"In other words," remarked the bachelor laconically, "having him down, you proceeded to wipe your feet on him. Since he had turned the left cheek, you made him turn all the way round, so that you could stick pins in his back and make him feel like the thirty-second vertebræ and——"
"I had to, Mr. Travers," cried the widow pleadingly. "It was my duty."
"Your—what?"
"To teach him a lesson," explained the widow promptly. "He's got to learn that in the situation between man and woman there's only one throne and that whoever gets up on it first wields the sceptre. He's got to learn that the conquest of woman is not, like the Battle of Waterloo, an affair of strategy, but like the Battle of Bunker Hill or Sennacherib——"
"Or the Boston Tea Party or the Massacre of the Innocents," broke in the bachelor. "But aren't you a little hard on the girl? If you get him too well trained he'll beat her."
"Well," replied the widow promptly, "if he does she'll adore him. Besides, it's much better to have the matrimonial medicine administered in allopathic doses than in the little homeopathic pellets of caution and deceit, and lies and arguments which end in the divorce court, and a woman enjoys being bossed and bullied and ordered about by the man she loves quite as much as he enjoys the bossing and bullying. It's her natural instinct to look up, but she can't look up to a man who is figuratively at her feet. She may struggle against the man who attempts to conquer her by main force, but she enjoys being conquered just the same, and it takes a great burden off her soul to be able to lay her head on a broad, masculine shoulder and to know that every affair in life is going to be settled and decided for her.
"She may talk about thinking for herself and voting and all that, but she is always glad enough to sit back and be thought for and voted for by some man who has magnetized her into believing him the incarnation of intelligence. And any man can do it. If the average husband only had a little more nerve and fewer nerves, he could master his wife with one hand and his eyes shut. The heathen Turk can get along better with a whole harem full of women than the civilized man gets along with one lone, lorn wife.
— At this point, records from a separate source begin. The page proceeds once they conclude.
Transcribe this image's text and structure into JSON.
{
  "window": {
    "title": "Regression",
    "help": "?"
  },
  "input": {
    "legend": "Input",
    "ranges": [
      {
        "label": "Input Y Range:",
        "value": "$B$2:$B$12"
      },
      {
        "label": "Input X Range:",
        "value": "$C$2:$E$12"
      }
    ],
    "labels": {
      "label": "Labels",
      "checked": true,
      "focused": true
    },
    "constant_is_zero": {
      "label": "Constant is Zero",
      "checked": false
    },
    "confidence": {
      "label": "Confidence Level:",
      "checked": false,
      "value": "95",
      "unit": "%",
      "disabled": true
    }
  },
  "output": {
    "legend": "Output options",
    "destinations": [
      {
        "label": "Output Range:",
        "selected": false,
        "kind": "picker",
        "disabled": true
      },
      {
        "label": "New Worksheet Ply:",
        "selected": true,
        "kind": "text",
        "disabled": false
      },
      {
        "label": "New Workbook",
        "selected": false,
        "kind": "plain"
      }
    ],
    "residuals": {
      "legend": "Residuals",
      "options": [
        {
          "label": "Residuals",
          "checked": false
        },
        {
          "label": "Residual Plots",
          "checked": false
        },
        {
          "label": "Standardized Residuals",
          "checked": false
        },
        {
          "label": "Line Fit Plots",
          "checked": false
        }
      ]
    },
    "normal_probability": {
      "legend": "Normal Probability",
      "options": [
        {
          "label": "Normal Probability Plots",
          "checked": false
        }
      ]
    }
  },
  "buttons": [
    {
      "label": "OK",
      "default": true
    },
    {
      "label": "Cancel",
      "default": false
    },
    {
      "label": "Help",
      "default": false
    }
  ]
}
It isn't because he's any wiser or cleverer or kinder, but because the first Turk learned the short cut to managing a woman and passed the secret down in the family. They don't ask them to marry them over there, they order them; they don't request them to run an errand or sew on a button, they merely wave their hands and the women fight for the privilege of obeying. They have known for ages what the white man never seems to have learned, that the way to take a woman is by storm and the way to hold her is by force and that any man can manage any woman if he only knows how and has the audacity and the courage—What are you trying to do, Mr. Travers?"
"I'VE got the courage at last—and the audacity."